My Washington: Margaret Brennan

A conversation with the host of CBC News’ ‘.’

“Face the Nation” moderator . (Photo: Chris Usher/ ©2018 Broadcasting Inc.)

Margaret Brennan was named moderator of “Face the Nation” in February of 2018. On September 11 she gave birth to her first child. And earlier this year she conducted a headline-making sit-down interview with President Donald Trump. We asked Brennan about her whirlwind year.

Washington Life: You’ve been at the helm of “face the nation” for over a year now. what has been the most memorable moment?

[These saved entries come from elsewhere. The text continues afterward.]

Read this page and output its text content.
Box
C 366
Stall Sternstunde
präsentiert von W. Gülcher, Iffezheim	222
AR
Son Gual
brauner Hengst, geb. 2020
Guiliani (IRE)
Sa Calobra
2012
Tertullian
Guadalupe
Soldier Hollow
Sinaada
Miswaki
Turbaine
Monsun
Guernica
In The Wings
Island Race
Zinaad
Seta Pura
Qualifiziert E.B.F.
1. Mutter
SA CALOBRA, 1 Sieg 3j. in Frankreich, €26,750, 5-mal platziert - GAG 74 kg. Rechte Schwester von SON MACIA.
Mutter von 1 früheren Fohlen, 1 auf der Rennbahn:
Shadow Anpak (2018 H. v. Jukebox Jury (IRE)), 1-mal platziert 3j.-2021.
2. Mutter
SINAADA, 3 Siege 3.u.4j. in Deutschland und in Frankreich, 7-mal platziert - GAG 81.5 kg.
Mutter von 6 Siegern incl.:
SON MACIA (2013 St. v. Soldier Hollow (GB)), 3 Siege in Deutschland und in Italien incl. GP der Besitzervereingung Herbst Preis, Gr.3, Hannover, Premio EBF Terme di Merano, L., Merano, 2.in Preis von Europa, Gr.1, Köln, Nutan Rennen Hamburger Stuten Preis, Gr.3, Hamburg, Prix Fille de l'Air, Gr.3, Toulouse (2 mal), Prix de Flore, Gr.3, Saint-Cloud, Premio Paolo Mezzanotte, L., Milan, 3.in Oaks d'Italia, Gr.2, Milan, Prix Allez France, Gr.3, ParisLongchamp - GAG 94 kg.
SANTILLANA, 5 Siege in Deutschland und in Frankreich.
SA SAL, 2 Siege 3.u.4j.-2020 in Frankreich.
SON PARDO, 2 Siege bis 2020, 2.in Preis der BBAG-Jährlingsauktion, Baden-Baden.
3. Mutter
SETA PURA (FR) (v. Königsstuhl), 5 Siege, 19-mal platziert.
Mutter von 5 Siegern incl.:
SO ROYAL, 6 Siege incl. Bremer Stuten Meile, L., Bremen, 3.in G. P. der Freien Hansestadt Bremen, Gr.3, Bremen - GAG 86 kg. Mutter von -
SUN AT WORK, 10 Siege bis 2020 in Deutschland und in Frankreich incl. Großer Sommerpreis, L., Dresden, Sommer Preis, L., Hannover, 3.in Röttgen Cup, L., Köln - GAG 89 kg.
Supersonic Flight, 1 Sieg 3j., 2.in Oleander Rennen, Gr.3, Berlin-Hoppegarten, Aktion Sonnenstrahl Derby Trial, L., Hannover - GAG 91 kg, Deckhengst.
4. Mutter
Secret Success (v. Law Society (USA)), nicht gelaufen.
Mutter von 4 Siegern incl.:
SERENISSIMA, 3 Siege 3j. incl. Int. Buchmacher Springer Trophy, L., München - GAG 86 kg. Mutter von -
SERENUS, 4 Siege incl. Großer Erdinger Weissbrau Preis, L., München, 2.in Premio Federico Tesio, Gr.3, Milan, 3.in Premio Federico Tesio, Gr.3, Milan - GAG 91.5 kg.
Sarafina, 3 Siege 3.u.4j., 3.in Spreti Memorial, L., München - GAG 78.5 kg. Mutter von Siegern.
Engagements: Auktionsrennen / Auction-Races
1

Margaret Brennan: The highlight so far has certainly been the interview we did with President Trump on Super Bowl weekend. That was fascinating and exciting. He made a lot of news, including on Iraq and the future of troops in Afghanistan. But I think the most human moment, and the one that surprised many people was his answer to my question on whether he would allow his own son to play football. A lot of parents can relate to weighing the ups and downs of letting their child play the sport, and I thought it was a very human moment when the President said, “You know, I’m a huge football fan, but probably not.”

WL: You are currently the only woman anchoring a Sunday politics show (and you gave birth to a son six months ago!) Do you feel added pressure because of your gender?

Margaret Brennan: I feel more observed because of that. I’d love for the fact that I’m a woman to just be a characteristic, not a novelty. (Pause) What is the honest answer to that? Does anyone else have a six-month-old baby right now and have to manage breastfeeding and cramming for interviews? Probably not. Is that too much information? Maybe. But it’s a reality for many of us who are juggling demanding work and motherhood. Are things different for me as a female host? Yes, they are. But does that change the quality of work I do? No.

WL: Speaking of juggling things, on top of your hosting job, you are also your network’s chief foreign affairs correspondent. How does this administration’s foreign policy differ from those you’ve covered in the past?

Margaret Brennan: Oh, it’s incredibly different. In past administrations, there was a unified view and policy being articulated, but that’s not the case in the Trump White House. For instance, as we all saw, the president undermined his own negotiator ahead of talks with North Korea. [Editor’s note: moments after answering this question Brennan laughs and interrupts the interview to share that the President had just tweeted that he was reversing his own Treasury Department’s sanctions on North Korea. “ That underscores the point I was just making about the administration being at cross-purposes,” she explains.]

WL: In light of the controversy surrounding the comedienne at last year’s White House correspondents’ dinner and the fact that the president has never attended, do you think the dinner is still relevant?

Margaret Brennan: Yes, it was awkward and uncomfortable last year, but to the extent that it is still a funding mechanism for scholarships for journalists, I think it’s important. That’s really what the dinner is supposed to be about. I do think making fun of ourselves, being self-deprecating, is a good thing. Mocking people, on the other hand, is something that’s always going to make me uneasy, so I hope whatever note is struck this year that we don’t get too caught up in ourselves. I also hate when the media talks about itself, which we do a lot.

Margaret Brennan’s top spots in and around Washington: 

Rasika West End is where my husband [Yado Yakub] and I went on our first date (or at least I thought it was a date; he wasn’t so sure). It’s still one of our very favorite places to eat.

We love the Jefferson Memorial. Yado and I are both University of Virginia graduates, so Thomas Jefferson has a certain resonance for us because he founded the school. It’s also where we took our engagement pictures.

The White House and its surroundings. We were married at Decatur House and took wedding photos in Lafayette Park with the White House behind us.

Columbia Heights, where I live, is one of my favorite neighborhoods. I think there’s great energy there. And it’s full of young families and good restaurants.